As per Sebi, the investment manager or manager can receive the units of InvIT/REIT in lieu of management fees, for the purpose of providing unit-based employee benefits.
The EB trust would not undertake any transfer or sale of units of REIT/InvIT held by it except for providing unit-based benefits to the employees of the manager or investment manager.
The trustee of the EB Trust would not be eligible to vote on account of the units of the REIT/InvIT held by it.
Any offer of a unit-based employee benefits scheme by the manager would not result in any additional cost to the REIT, InvIT, their respective HoldCo and SPV.
For the purpose of disclosure to the recognized stock exchange, the unitholding of the EB Trust would be shown as “non-sponsor and non-public” unitholding.

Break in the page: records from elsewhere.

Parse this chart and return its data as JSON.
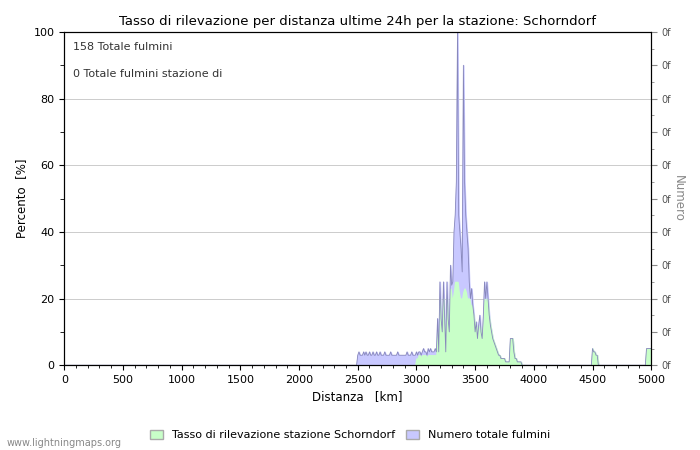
{
  "title": "Tasso di rilevazione per distanza ultime 24h per la stazione: Schorndorf",
  "xlabel": "Distanza   [km]",
  "ylabel_left": "Percento  [%]",
  "ylabel_right": "Numero",
  "annotation_line1": "158 Totale fulmini",
  "annotation_line2": "0 Totale fulmini stazione di",
  "xlim": [
    0,
    5000
  ],
  "ylim": [
    0,
    100
  ],
  "x_ticks": [
    0,
    500,
    1000,
    1500,
    2000,
    2500,
    3000,
    3500,
    4000,
    4500,
    5000
  ],
  "y_ticks_left": [
    0,
    20,
    40,
    60,
    80,
    100
  ],
  "legend_label_green": "Tasso di rilevazione stazione Schorndorf",
  "legend_label_blue": "Numero totale fulmini",
  "fill_color_blue": "#c8c8ff",
  "line_color_blue": "#8888bb",
  "fill_color_green": "#c8ffc8",
  "watermark": "www.lightningmaps.org",
  "background_color": "#ffffff",
  "grid_color": "#cccccc",
  "data_x": [
    2500,
    2510,
    2520,
    2530,
    2540,
    2550,
    2560,
    2570,
    2580,
    2590,
    2600,
    2610,
    2620,
    2630,
    2640,
    2650,
    2660,
    2670,
    2680,
    2690,
    2700,
    2710,
    2720,
    2730,
    2740,
    2750,
    2760,
    2770,
    2780,
    2790,
    2800,
    2810,
    2820,
    2830,
    2840,
    2850,
    2860,
    2870,
    2880,
    2890,
    2900,
    2910,
    2920,
    2930,
    2940,
    2950,
    2960,
    2970,
    2980,
    2990,
    3000,
    3010,
    3020,
    3030,
    3040,
    3050,
    3060,
    3070,
    3080,
    3090,
    3100,
    3110,
    3120,
    3130,
    3140,
    3150,
    3160,
    3170,
    3180,
    3190,
    3200,
    3210,
    3220,
    3230,
    3240,
    3250,
    3260,
    3270,
    3280,
    3290,
    3300,
    3310,
    3320,
    3330,
    3340,
    3350,
    3360,
    3370,
    3380,
    3390,
    3400,
    3410,
    3420,
    3430,
    3440,
    3450,
    3460,
    3470,
    3480,
    3490,
    3500,
    3510,
    3520,
    3530,
    3540,
    3550,
    3560,
    3570,
    3580,
    3590,
    3600,
    3610,
    3620,
    3630,
    3640,
    3650,
    3660,
    3670,
    3680,
    3690,
    3700,
    3710,
    3720,
    3730,
    3740,
    3750,
    3760,
    3770,
    3780,
    3790,
    3800,
    3810,
    3820,
    3830,
    3840,
    3850,
    3860,
    3870,
    3880,
    3890,
    3900,
    3910,
    3920,
    3930,
    4500,
    4510,
    4520,
    4530,
    4540,
    4960,
    4970,
    4980,
    4990,
    5000
  ],
  "data_y_line": [
    3,
    4,
    3,
    3,
    3,
    4,
    3,
    4,
    3,
    3,
    4,
    3,
    3,
    4,
    3,
    3,
    4,
    3,
    3,
    4,
    3,
    3,
    3,
    4,
    3,
    3,
    3,
    3,
    4,
    3,
    3,
    3,
    3,
    3,
    4,
    3,
    3,
    3,
    3,
    3,
    3,
    3,
    4,
    3,
    3,
    3,
    4,
    3,
    3,
    3,
    4,
    3,
    4,
    4,
    3,
    4,
    5,
    4,
    4,
    3,
    5,
    4,
    5,
    4,
    4,
    4,
    5,
    4,
    14,
    4,
    25,
    14,
    10,
    25,
    14,
    4,
    25,
    14,
    10,
    30,
    24,
    25,
    40,
    45,
    55,
    100,
    45,
    40,
    35,
    28,
    90,
    55,
    45,
    40,
    35,
    25,
    20,
    23,
    18,
    15,
    10,
    13,
    8,
    12,
    15,
    10,
    8,
    15,
    25,
    20,
    25,
    20,
    15,
    12,
    10,
    8,
    7,
    6,
    5,
    4,
    3,
    3,
    2,
    2,
    2,
    2,
    1,
    1,
    1,
    1,
    8,
    8,
    8,
    4,
    2,
    2,
    1,
    1,
    1,
    1,
    0,
    0,
    0,
    0,
    5,
    4,
    4,
    3,
    3,
    5,
    5,
    5,
    5,
    5
  ],
  "data_y_fill": [
    0,
    0,
    0,
    0,
    0,
    0,
    0,
    0,
    0,
    0,
    0,
    0,
    0,
    0,
    0,
    0,
    0,
    0,
    0,
    0,
    0,
    0,
    0,
    0,
    0,
    0,
    0,
    0,
    0,
    0,
    0,
    0,
    0,
    0,
    0,
    0,
    0,
    0,
    0,
    0,
    0,
    0,
    0,
    0,
    0,
    0,
    0,
    0,
    0,
    0,
    2,
    2,
    3,
    3,
    2,
    3,
    3,
    3,
    3,
    2,
    3,
    3,
    3,
    3,
    3,
    3,
    3,
    3,
    10,
    3,
    20,
    10,
    8,
    20,
    10,
    3,
    20,
    10,
    8,
    23,
    20,
    20,
    22,
    25,
    25,
    25,
    22,
    20,
    20,
    20,
    22,
    23,
    22,
    20,
    20,
    20,
    18,
    18,
    16,
    14,
    12,
    12,
    10,
    10,
    12,
    10,
    8,
    12,
    20,
    18,
    20,
    18,
    14,
    12,
    10,
    8,
    7,
    6,
    5,
    4,
    3,
    3,
    2,
    2,
    2,
    2,
    1,
    1,
    1,
    1,
    8,
    8,
    8,
    4,
    2,
    2,
    1,
    1,
    1,
    1,
    0,
    0,
    0,
    0,
    5,
    4,
    4,
    3,
    3,
    5,
    5,
    5,
    5,
    5
  ]
}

The provisions of Sebi’s insider trading PFUTP (Prohibition of Fraudulent and Unfair Trade Practices) rules should apply to the manager/investment manager, its directors, its key managerial personnel, and recipients of UBEB and EB Trust.
To give this effect, the Securities and Exchange Board of India (Sebi) has amended REIT and InvIT rules, which became effective from July 12.
REITs and InvITs are new concepts in the Indian market but have been a popular choice globally for their lucrative returns and capital appreciation.
A REIT is made up of a portfolio of commercial real estate assets, the majority of which are already leased out, and InvITs consist of a portfolio of infrastructure assets like highways.